Nervös blickt Mandy Czieschowitz (25) auf die Anzeigetafel im Terminal A des Hannover-Airport. „Ich freue mich so auf sie“, sagt die beste Freundin von Tanja Tischewitsch (25). Die beiden waren drei Wochen getrennt, Tischewitsch kämpfte sich für RTL durch den australischen Dschungel, ihre Freundin verfolgte die Show vorm Fernseher. „Das war komisch“, gesteht Czieschowitz der NP, „sonst haben wir das immer zusammen geguckt.“

Fotos: Behrens

Die Brünette muss sich gedulden - der Flieger aus Frankfurt verspätet sich um 16 Minuten. Eine gute Gelegenheit für das RTL-Team, die Freundin und Tischewitschs Manager, Ricky Fernandes (53, Agentur Groove Events), zu filmen - am 15. Februar zeigt der Sender die Sendung „Welcome Back“. Dann ist es so weit - auf High Heels, in offenherzigem Leoprint-Shirt und in Begleitung von Britta Sichelschmidt (27, arbeitet bei Groove Events und war mit in Australien) kommt Tischewitsch die Treppe vom Gate runter. Ungeduldig wartet das TV-Sternchen (mittlerweile 265 000 Facebook-Fans) am Kofferband. Schließlich kommen die schwarzen Gepäckstücke, Tischewitsch schnappt sie, läuft zum Ausgang und ihrer Freundin in die Arme. „Oooh, schön dich zu sehen“, jubelt sie. „Schön, dass du da bist! Ich bin voll stolz auf dich“, freut sich die andere. „Guck mal, wie ich aussehe, ich bin voll fertig“, bringt Tischewitsch noch raus, dann umarmen sich die Mädels immer wieder, Tränen kullern, Wimperntusche ist jetzt auch egal.

Gekonnt posiert die dralle Dame für die Kameras und will dann nur noch eins - nach Hause zu Mama Anita (50). „Ich hatte ja nur Verrückte um mich rum“, plappert sie drauflos, „also verrückt im positiven Sinne, so wie Walter (Dschungel-Teilnehmer Freiwald, die Red.).

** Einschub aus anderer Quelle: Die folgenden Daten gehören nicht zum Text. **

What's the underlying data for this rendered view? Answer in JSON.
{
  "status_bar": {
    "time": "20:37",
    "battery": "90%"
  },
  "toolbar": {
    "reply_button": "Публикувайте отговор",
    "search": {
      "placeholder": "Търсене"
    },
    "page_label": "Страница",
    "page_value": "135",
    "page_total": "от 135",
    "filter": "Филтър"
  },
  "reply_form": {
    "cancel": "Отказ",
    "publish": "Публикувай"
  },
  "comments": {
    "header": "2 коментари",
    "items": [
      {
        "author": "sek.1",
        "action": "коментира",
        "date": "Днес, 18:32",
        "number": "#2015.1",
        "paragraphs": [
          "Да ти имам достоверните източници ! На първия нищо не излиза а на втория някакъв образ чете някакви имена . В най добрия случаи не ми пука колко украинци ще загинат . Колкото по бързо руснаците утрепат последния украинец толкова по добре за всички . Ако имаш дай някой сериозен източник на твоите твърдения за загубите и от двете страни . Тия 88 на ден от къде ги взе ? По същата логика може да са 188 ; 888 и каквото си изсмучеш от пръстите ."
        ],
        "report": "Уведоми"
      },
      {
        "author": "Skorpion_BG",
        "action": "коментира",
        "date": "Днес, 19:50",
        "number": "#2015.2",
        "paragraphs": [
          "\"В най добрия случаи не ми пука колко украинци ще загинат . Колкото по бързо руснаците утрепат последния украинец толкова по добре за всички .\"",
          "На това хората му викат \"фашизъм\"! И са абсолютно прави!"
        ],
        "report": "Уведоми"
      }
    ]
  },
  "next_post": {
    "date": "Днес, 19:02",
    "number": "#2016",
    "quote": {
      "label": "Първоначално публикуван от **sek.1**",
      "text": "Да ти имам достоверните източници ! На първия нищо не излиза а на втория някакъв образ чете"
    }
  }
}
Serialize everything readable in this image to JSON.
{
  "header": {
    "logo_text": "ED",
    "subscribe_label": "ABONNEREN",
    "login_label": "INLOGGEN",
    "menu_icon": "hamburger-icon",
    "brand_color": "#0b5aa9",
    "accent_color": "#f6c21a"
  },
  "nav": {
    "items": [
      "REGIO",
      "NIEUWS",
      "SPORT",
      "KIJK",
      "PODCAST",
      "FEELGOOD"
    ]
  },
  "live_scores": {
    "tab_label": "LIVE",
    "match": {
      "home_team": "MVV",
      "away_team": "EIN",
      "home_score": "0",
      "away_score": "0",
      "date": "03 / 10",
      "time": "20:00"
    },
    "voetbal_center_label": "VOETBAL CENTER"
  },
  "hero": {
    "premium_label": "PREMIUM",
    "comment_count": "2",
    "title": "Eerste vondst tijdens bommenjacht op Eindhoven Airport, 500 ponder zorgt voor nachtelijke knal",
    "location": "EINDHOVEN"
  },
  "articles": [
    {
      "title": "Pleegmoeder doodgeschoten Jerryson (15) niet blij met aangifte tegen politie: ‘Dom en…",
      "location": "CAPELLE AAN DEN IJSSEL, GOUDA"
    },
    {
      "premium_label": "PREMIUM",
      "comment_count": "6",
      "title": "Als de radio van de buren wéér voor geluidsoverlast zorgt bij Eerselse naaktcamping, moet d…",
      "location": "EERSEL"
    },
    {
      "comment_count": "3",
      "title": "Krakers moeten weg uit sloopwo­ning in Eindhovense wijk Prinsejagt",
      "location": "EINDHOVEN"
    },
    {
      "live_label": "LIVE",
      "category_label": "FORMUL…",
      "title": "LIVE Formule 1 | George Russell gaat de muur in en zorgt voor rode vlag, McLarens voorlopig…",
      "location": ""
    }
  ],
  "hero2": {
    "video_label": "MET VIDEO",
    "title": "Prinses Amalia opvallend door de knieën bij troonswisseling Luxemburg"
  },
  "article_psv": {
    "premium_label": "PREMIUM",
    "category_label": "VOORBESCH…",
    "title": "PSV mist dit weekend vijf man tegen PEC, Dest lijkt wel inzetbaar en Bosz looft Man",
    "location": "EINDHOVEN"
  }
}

Ich bin aufgeregt, glücklich und werde meine Mutter nie wieder loslassen. Hoffentlich hat sie indisch gekocht“, wünscht sich die 25-Jährige, die ja Halbinderin ist. „Ich muss essen, Bacon eins und zwei auffüllen“, kokettiert die Hannoveranerin mit den Spitznamen ihrer Brüste. Sie ist erstaunt, dass sie so viele Leute im Flugzeug und beim Zwischenstopp in Frankfurt auf ihre „Bacons“ angesprochen haben: „Jetzt realisiere ich erst, dass mir die Leute zugehört haben. S-i-e-b-e-n Millionen!“

Dann gehts in die schwarze Limousine, die die Freundinnen nach Döhren kutschiert. In der Erdgeschosswohnung wartet Mama Anita: „Ich vermisse sie so sehr“, sagte sie der NP, die vor dem Tross eintraf, „sie hat ein großes Herz und ist liebevoll. Ich bin stolz auf sie.“ Derweil steuert Tischewitsch das graue Mehrfamilienhaus an: „Boah, echt ätzend hier das Wetter. Ich friere“, trällert sie trotzdem vergnügt. Dann klopft sie beherzt an die Tür, die geht auf, Mutter und Tochter fallen sich in die Arme. „Nicht weinen, ich bin zurück“, kann man gerade so hören. Dann entdeckt Tischewitsch eine Torte von Freundin Mandy: „Oh mein Gott! Für mich! Ich habe jeden Tag von dieser Schoko-Torte geträumt.“ Wie ein Wasserfall erzählt sie im heimischen Wohnzimmer: „Ich dachte, nach einer Woche fliege ich raus, kann schön am Strand chillen. Maniküre, Pediküre, Beachboys. Von wegen! Wenigstens war Jörn (GZSZ-Star Schlönvoigt, die Red.) bis zum Schluss dabei. Wobei, der wurde ja auch immer dünner.“ Gelächter und rundum nur glückliche Gesichter. Einen vollen Bauch holt sie sich danach im „El Solin“ an der Osterstraße, hier ist sie Stammgast. Geschäftsführer Deniz Welat (33) tischt Pommes und Bacon auf. „Wie lecker“, so Tischewitsch entzückt und beißt beherzt in den Speck, „so wie ich ihn mag: knackig, kross und trotzdem saftig.“

Am Mittwoch schläft sie erst mal aus, Donnerstag gehts mit Manager Fernandes nach Berlin, unter anderem treffen sie Frauke Ludowig (51), Moderatorin von RTL- „Exclusiv“. Mal gucken, wie lange der Glanz des frischgebackenen Fernsehsternchens noch strahlt. Fernandes ist optimistisch: „Jetzt gehts nur noch nach oben. Sie hat es verdient, auch mal in die Sonne zu gucken.“ Und damit meint er garantiert nicht das Regenwetter in Australien ...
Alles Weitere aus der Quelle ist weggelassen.